Die in Zusammenarbeit mit dem Forschungsinstitut Sotomo zum zweiten Mal durchgeführte Studie liefert ein umfassendes Bild davon, was die Bevölkerung im Umgang mit digitalen Medien beschäftigt. Demnach rechnet eine deutliche Mehrheit damit, dass KI-gestützte Betrugsmaschen künftig häufiger und schädlicher sein werden: 87 Prozent erwarten eine Zunahme der Cyberbetrugsfälle, 77 Prozent gehen von einem höheren finanziellen Schaden pro Fall aus.
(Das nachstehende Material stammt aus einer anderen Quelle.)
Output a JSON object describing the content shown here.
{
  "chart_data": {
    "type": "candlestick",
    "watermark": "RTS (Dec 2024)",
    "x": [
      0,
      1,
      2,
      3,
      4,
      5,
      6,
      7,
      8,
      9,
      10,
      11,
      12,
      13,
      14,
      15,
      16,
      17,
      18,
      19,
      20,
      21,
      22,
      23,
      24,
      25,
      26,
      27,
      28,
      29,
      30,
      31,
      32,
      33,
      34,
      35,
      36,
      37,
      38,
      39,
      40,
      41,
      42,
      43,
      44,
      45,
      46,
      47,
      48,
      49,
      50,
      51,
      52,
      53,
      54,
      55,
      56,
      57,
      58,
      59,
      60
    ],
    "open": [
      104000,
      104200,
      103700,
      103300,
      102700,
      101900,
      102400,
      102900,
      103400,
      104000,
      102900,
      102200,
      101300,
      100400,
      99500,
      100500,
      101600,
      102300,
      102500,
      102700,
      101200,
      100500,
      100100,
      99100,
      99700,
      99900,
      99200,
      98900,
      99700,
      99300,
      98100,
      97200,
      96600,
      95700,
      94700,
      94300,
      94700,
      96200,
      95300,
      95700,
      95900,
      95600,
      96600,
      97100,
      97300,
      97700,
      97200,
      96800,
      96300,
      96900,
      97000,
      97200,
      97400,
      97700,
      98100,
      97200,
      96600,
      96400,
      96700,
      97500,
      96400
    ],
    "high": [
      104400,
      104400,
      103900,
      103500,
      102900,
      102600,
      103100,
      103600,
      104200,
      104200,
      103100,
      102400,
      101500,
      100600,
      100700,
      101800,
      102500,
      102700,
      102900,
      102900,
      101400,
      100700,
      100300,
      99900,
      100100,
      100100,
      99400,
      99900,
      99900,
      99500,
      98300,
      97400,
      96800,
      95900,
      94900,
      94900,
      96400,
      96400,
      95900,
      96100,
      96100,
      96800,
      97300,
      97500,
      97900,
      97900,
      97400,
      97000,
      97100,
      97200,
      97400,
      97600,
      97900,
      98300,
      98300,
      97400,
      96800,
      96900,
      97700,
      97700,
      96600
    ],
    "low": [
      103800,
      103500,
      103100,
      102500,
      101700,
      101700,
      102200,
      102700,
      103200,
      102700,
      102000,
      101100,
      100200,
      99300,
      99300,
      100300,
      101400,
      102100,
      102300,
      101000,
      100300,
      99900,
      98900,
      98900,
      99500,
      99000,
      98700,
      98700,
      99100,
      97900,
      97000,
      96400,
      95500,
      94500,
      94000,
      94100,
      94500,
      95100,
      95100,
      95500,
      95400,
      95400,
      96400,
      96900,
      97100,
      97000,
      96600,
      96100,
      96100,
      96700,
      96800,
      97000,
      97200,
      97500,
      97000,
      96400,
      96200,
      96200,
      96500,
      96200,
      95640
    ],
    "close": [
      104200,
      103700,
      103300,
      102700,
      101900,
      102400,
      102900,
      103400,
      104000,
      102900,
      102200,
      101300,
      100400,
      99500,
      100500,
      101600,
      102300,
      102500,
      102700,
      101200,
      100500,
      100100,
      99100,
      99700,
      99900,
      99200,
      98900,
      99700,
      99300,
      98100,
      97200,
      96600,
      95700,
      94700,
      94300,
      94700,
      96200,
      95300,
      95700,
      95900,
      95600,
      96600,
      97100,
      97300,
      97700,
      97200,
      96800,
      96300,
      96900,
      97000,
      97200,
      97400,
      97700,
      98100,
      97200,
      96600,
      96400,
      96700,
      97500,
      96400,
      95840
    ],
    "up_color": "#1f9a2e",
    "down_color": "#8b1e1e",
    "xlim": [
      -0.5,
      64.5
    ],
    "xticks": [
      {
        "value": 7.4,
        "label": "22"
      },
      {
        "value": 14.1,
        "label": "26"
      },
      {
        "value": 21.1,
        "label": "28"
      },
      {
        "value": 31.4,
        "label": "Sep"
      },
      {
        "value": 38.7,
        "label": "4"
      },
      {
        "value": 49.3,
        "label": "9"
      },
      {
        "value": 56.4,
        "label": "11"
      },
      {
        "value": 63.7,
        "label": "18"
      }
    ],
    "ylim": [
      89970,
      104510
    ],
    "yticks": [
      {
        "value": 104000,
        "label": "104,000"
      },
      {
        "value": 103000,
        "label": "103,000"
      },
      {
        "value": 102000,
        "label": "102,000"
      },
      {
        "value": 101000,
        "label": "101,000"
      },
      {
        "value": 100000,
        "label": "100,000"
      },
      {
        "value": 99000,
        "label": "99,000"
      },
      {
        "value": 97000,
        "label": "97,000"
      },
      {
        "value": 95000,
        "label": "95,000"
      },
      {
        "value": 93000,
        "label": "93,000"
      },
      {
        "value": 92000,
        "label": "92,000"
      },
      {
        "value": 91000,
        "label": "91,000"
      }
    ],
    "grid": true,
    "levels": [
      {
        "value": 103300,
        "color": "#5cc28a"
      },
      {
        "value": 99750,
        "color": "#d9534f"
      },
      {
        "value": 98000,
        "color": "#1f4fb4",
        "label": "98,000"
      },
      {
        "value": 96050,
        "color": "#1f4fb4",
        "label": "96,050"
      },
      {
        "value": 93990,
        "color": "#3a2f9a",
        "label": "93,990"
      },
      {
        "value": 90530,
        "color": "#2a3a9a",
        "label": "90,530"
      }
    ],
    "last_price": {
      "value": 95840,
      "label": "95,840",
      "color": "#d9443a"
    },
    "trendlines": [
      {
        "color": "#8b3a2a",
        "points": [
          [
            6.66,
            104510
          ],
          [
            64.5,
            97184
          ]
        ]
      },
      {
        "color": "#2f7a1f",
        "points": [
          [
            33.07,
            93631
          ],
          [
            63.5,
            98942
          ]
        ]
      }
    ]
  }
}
Die Glaubwürdigkeit von Informationen wird denn auch von 61 Prozent der Befragten als grosse Herausforderung, welche KI-Inhalte mit sich bringen, angesehen (5 auf einer Skala von 1 bis 5). Aber auch die Transparenz und Verantwortung für die Erstellung von Medieninhalten (51 %), die politische Meinungsbildung (51 %) und der Datenschutz (48 %) stellen laut der Bevölkerung grosse Herausforderungen dar. «Im Internet gibt es keine Hemmschwelle mehr bei der Verbreitung von Fälschungen», sagt Katrin Sprenger, Verantwortliche der AXA Cyber-Präventionsservices. «Ob für Klicks, für Cyberbetrug oder zur gezielten Manipulation von Meinungen: Alle können heute mithilfe von KI realistische Imitate produzieren und weitestgehend unkontrolliert veröffentlichen.» Ein beträchtlicher Anteil sagt über sich denn auch, Mühe bei der Erkennung von KI-Texten (65 %), KI-Bildern (53 %) und KI-Audioinhalten (49 %) zu haben. «Die Technologien werden laufend besser. Zu lernen, KI-generierte Inhalte zu erkennen, kann deshalb nicht das Ziel sein», so Sprenger. «Wir sollten digitale Inhalte grundsätzlich auf ihren Wahrheitsgehalt überprüfen, bevor wir ihnen Vertrauen schenken.»